Little Wilson and Big God: The First Part of the Confession - Anthony Burgess

An extraordinary autobiography. 

Prior to reading this, the only other book I'd read by Anthony Burgess was "A Clockwork Orange". I was inspired to read this book, having come across a short extract, photocopied and framed on the wall of The Wheatsheaf pub in Rathbone Place, London. Anthony Burgess was once a customer and he was describing the era in the 1940s when both he and Julian Maclaren-Ross were regulars. As a great admirer of Julian Maclaren-Ross, it was a desire to read this particular section (probably only six or seven pages in total) that prompted me to read it. I should add that Burgess was gratifyingly complimentary about the work of Maclaren-Ross and brings that era beautifully to life.

"Little Wilson and Big God" is only the first part of a two part biography and covers the 42 years from Burgess’s birth, in 1917, to 1959, when his time as teacher and education officer in Malaya and Brunei came to an end and he decide to devote himself to writing full time (believing he only had a year to live).

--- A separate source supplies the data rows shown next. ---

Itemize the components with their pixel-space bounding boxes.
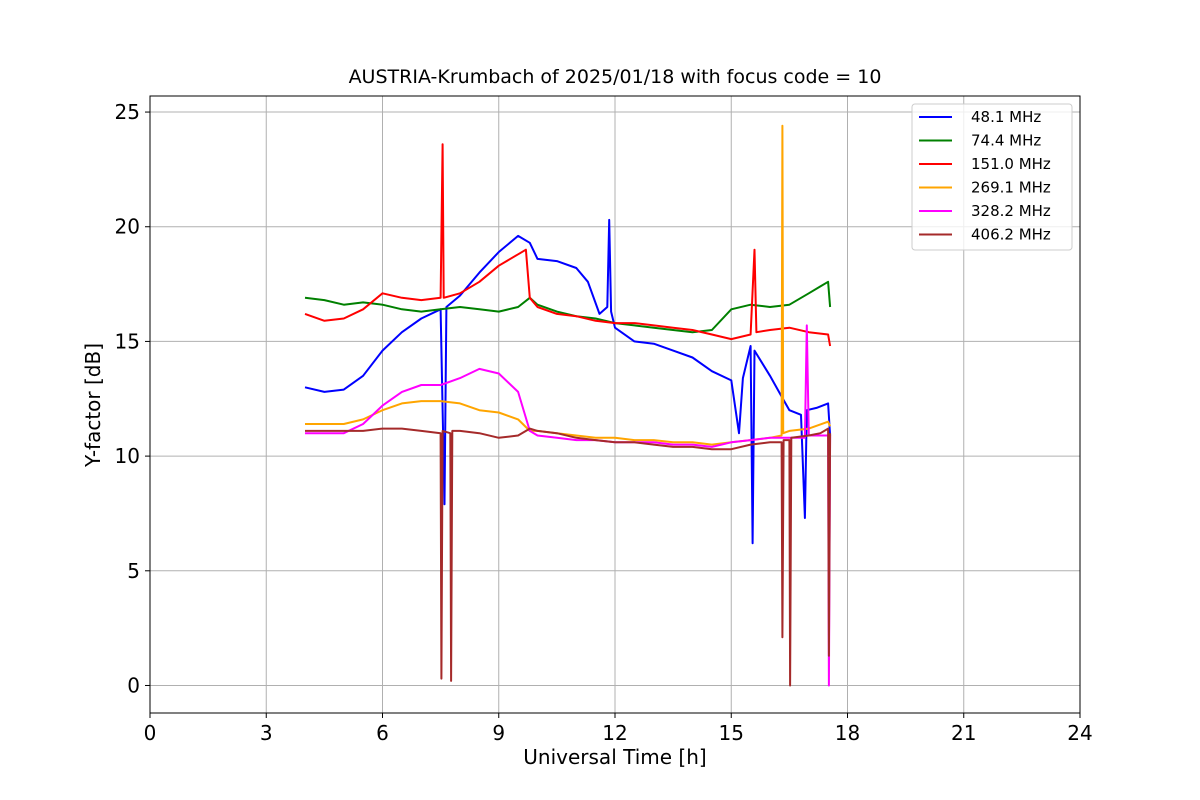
x-tick-label: 0 <box>144 721 157 745</box>
y-tick-label: 5 <box>127 559 140 583</box>
legend-label: 328.2 MHz <box>971 202 1051 220</box>
x-tick-label: 3 <box>260 721 273 745</box>
y-tick-label: 25 <box>115 100 140 124</box>
series-line-48-1-mhz <box>304 218 832 545</box>
x-tick-label: 12 <box>602 721 627 745</box>
x-tick-label: 21 <box>951 721 976 745</box>
chart-title: AUSTRIA-Krumbach of 2025/01/18 with focu… <box>348 66 882 88</box>
x-tick-label: 18 <box>835 721 860 745</box>
y-tick-label: 15 <box>115 329 140 353</box>
legend-label: 74.4 MHz <box>971 132 1041 150</box>
x-axis-label: Universal Time [h] <box>523 745 707 769</box>
legend-label: 269.1 MHz <box>971 179 1051 197</box>
series-line-269-1-mhz <box>305 124 832 446</box>
x-tick-label: 9 <box>492 721 505 745</box>
x-tick-label: 15 <box>719 721 744 745</box>
y-tick-label: 20 <box>115 215 140 239</box>
x-tick-label: 6 <box>376 721 389 745</box>
x-tick-label: 24 <box>1067 721 1092 745</box>
axis-ticks: 0 3 6 9 12 15 18 21 24 0 5 10 15 20 25 <box>115 100 1093 745</box>
y-tick-label: 10 <box>115 444 140 468</box>
series-layer <box>304 124 832 687</box>
legend-label: 151.0 MHz <box>971 155 1051 173</box>
legend-label: 48.1 MHz <box>971 108 1041 126</box>
series-line-151-0-mhz <box>304 143 832 347</box>
series-line-406-2-mhz <box>305 427 832 687</box>
legend: 48.1 MHz 74.4 MHz 151.0 MHz 269.1 MHz 328.2 … <box>911 103 1073 251</box>
y-tick-label: 0 <box>127 673 140 697</box>
legend-label: 406.2 MHz <box>971 226 1051 244</box>
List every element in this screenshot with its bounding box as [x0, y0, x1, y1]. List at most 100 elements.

Burgess was clearly very bright and something of a polymath. He taught himself languages and wrote classical music in addition to gaining scholarships and doing well at school. Despite this he was also something of a slacker as a young man, drifting through the war, and then into teaching in Malaya and Brunei. He and his wife had an open relationship from the off, and he appears to be very honest about his conduct which was frequently drunken and idiosyncratic. He has a trove of great memories.

I found the whole book engrossing as he vividly recreated the Manchester of his boyhood; life in the army during the war with all its attendant pettiness and absurdities; and his various eccentricities, and onto ever more outrageous behaviour as an observant if unorthodox expat during the fag end of British colonialism.

His writing style is flamboyant and sophisticated, and required a few stops to consult the dictionary, and I felt I was in the hands of a great writer at the top of his game. 

I eagerly anticipate the second part "You've Had Your Time". 

I have also bought "The Complete Enderby" too. This feels like the start of a beautiful relationship.